Saturday 15, Salonica revisited


Salonica has this time a certain charm. When were you last here asked the girl in reception. Seven years ago I realised with a start. It has changed a lot in the last seven years. So have I for the worse said I. No doubt Salonica has changed for the better.


No-one in Greece speaks a Slav language she says. She thinks the Jews who built the hotel in 1926 were forced to leave because of problems between Jews and Greeks.


Lunch in a place called Sidirokastro, which Wikipedia on my HTC told me was in Bulgaria 1912-1918.  The conveniences of the 21st century. I see that little towns in Greece and Turkey are very similar. Full of bright shops and cafes and plastic advertising. Modern. Rebuilt in the 70s. If Macedonia is really Bulgaria, Bulgaria is not very different from Greece. And Greece and Turkey are still the same place. We eat chicken rissotto made with tinned peas and carrots.

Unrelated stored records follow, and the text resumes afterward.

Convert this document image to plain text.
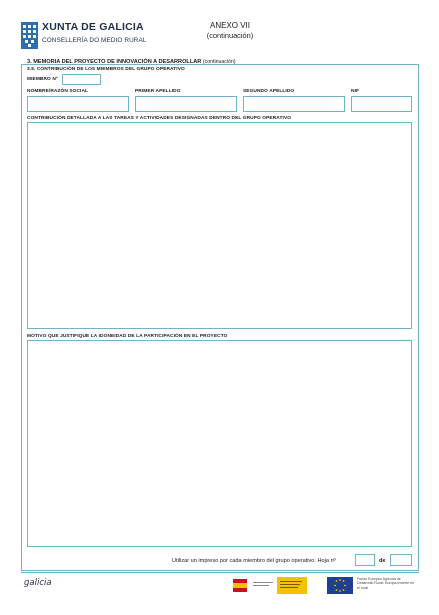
XUNTA DE GALICIA
CONSELLERÍA DO MEDIO RURAL
ANEXO VII
(continuación)
3. MEMORIA DEL PROYECTO DE INNOVACIÓN A DESARROLLAR (continuación)
3.5. CONTRIBUCIÓN DE LOS MIEMBROS DEL GRUPO OPERATIVO
MIEMBRO Nº
NOMBRE/RAZÓN SOCIAL	PRIMER APELLIDO	SEGUNDO APELLIDO	NIF
CONTRIBUCIÓN DETALLADA A LAS TAREAS Y ACTIVIDADES DESIGNADAS DENTRO DEL GRUPO OPERATIVO
MOTIVO QUE JUSTIFIQUE LA IDONEIDAD DE LA PARTICIPACIÓN EN EL PROYECTO
Utilizar un impreso por cada miembro del grupo operativo. Hoja nº	de
galicia	Fondo Europeo Agrícola de Desarrollo Rural: Europa invierte en el rural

Shooting through the mountains of Bulgaria on the motorway then turn off. The Rila monastery as night was falling extraordinary wooden galleries painted white and read. Unlike anything in Romania or elsewhere. The heart of Bulgaria. Empty. We only have a short while before the place closes. Boris III’s tomb. Sculpted on the tomb he looked like a Mosleyite.


After a very long search we find a  hotel that smells of antiseptic like a clean WC. €30 for a suite. Empty sterile room with balcony. Crashed.

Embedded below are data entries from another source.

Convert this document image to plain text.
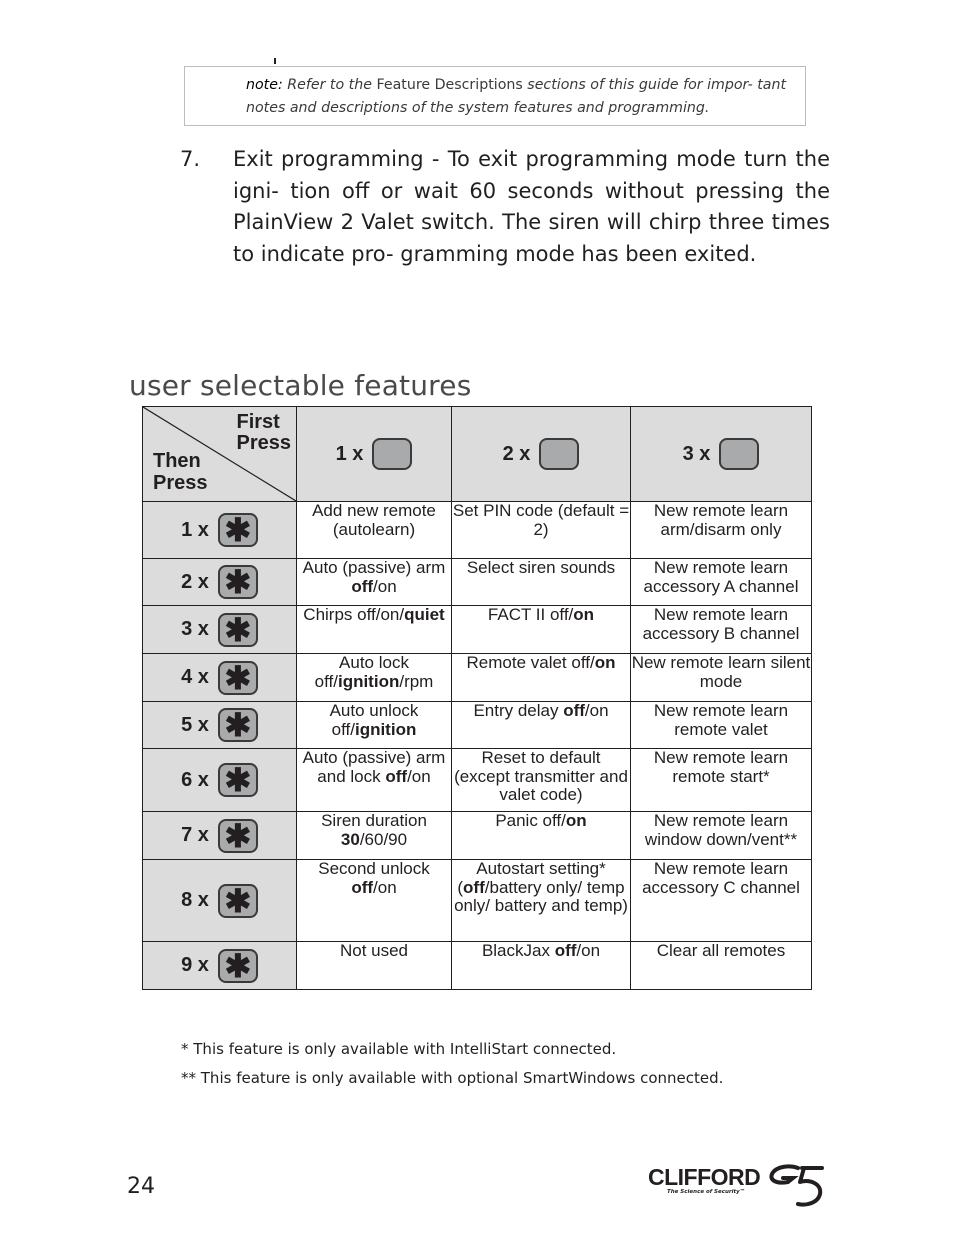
note: Refer to the Feature Descriptions sections of this guide for impor- tant notes and descriptions of the system features and programming.
7. Exit programming - To exit programming mode turn the igni- tion off or wait 60 seconds without pressing the PlainView 2 Valet switch. The siren will chirp three times to indicate pro- gramming mode has been exited.
user selectable features
First
Press
Then
Press	1 x	2 x	3 x
1 x ✱	Add new remote (autolearn)	Set PIN code (default = 2)	New remote learn arm/disarm only
2 x ✱	Auto (passive) arm off/on	Select siren sounds	New remote learn accessory A channel
3 x ✱	Chirps off/on/quiet	FACT II off/on	New remote learn accessory B channel
4 x ✱	Auto lock off/ignition/rpm	Remote valet off/on	New remote learn silent mode
5 x ✱	Auto unlock off/ignition	Entry delay off/on	New remote learn remote valet
6 x ✱	Auto (passive) arm and lock off/on	Reset to default (except transmitter and valet code)	New remote learn remote start*
7 x ✱	Siren duration 30/60/90	Panic off/on	New remote learn window down/vent**
8 x ✱	Second unlock off/on	Autostart setting* (off/battery only/ temp only/ battery and temp)	New remote learn accessory C channel
9 x ✱	Not used	BlackJax off/on	Clear all remotes
* This feature is only available with IntelliStart connected.
** This feature is only available with optional SmartWindows connected.
24	CLIFFORD
The Science of Security™
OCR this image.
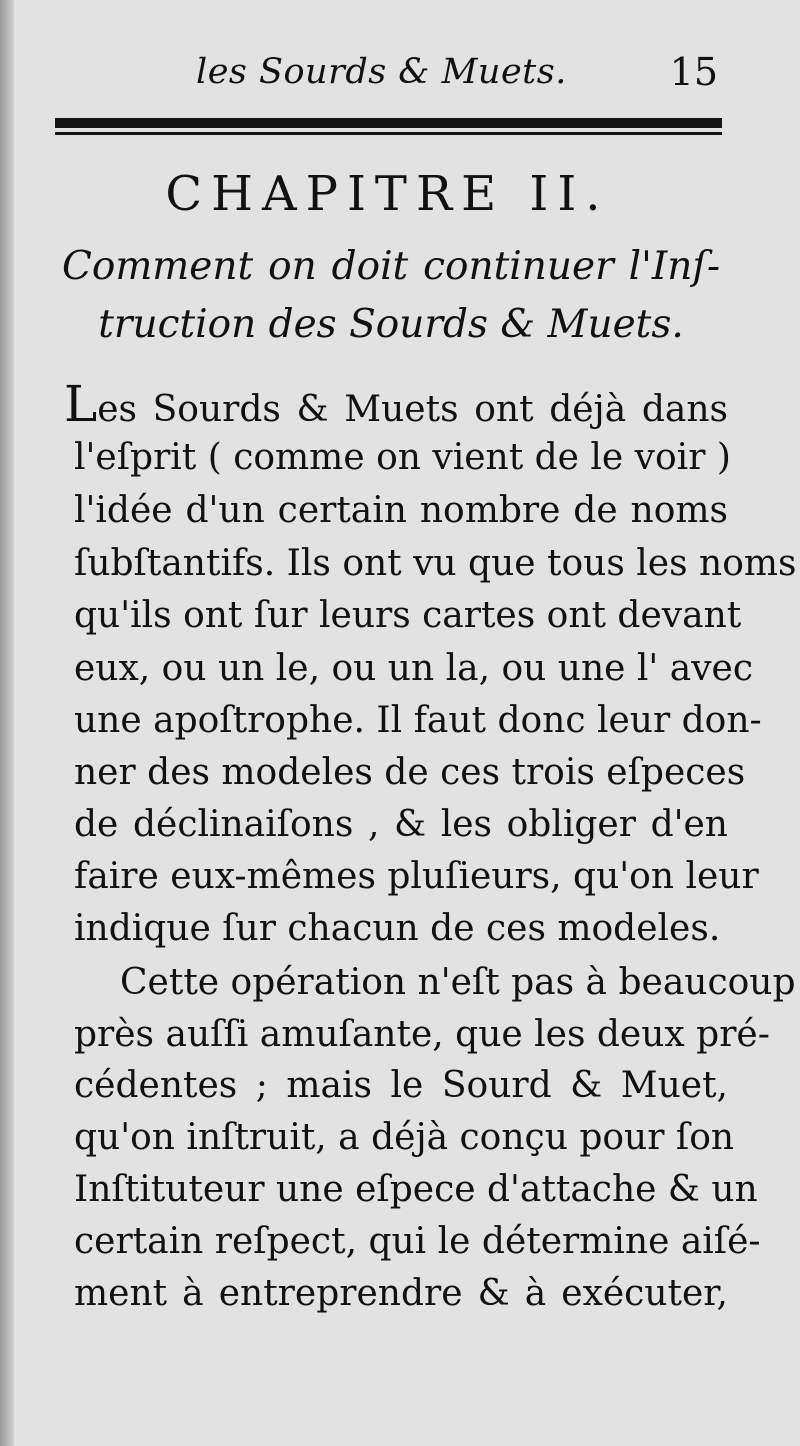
les Sourds & Muets.	15
CHAPITRE II.
Comment on doit continuer l'Inſ-
truction des Sourds & Muets.
Les Sourds & Muets ont déjà dans
l'eſprit ( comme on vient de le voir )
l'idée d'un certain nombre de noms
ſubſtantifs. Ils ont vu que tous les noms
qu'ils ont ſur leurs cartes ont devant
eux, ou un le, ou un la, ou une l' avec
une apoſtrophe. Il faut donc leur don-
ner des modeles de ces trois eſpeces
de déclinaiſons , & les obliger d'en
faire eux-mêmes pluſieurs, qu'on leur
indique ſur chacun de ces modeles.
Cette opération n'eſt pas à beaucoup
près auſſi amuſante, que les deux pré-
cédentes ; mais le Sourd & Muet,
qu'on inſtruit, a déjà conçu pour ſon
Inſtituteur une eſpece d'attache & un
certain reſpect, qui le détermine aiſé-
ment à entreprendre & à exécuter,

Patrick saw that the ads for DJs in Jar includes DJs from Macedonia and thinks this is the future without ethnic hatred. He still thinks he says that decency kindness and gentleness will conquer terrorism. I think ethnic groups live together at best without liking each other and thus is human nature. The world is being remade by liberals who think human nature basically good.  Perhaps they are unusually good themselves.


Sunday, 16 August 2009 Rila


Rila. The monastery burnt down in the 1840s and was rebuilt. Very atmospheric with high arcades which reminded me of the Great Mosque at Damascus. But I still felt cheated – only Victorian. Swiz in Molesworth’s lingo. A coach party of British at 10.30. Bulgaria is no longer obscure. This is however ersatz the real Bulgaria which survived only via the Church. Suddenly I forgot my Metternichianism and became a Bulgarian nationalist. How wonderful that they threw off the Muslim yoke after 500 years.


Long journey home broken by uninspired late lunch at a hotel in Ruse, the Bulgarian river port on the Danube.


Hot sunny motionless Sunday afternoon in Ruse. I tell Patrick: all of us spent our adolescence in Ruse. Patrick: Some of us spent us adulthoods in Ruse.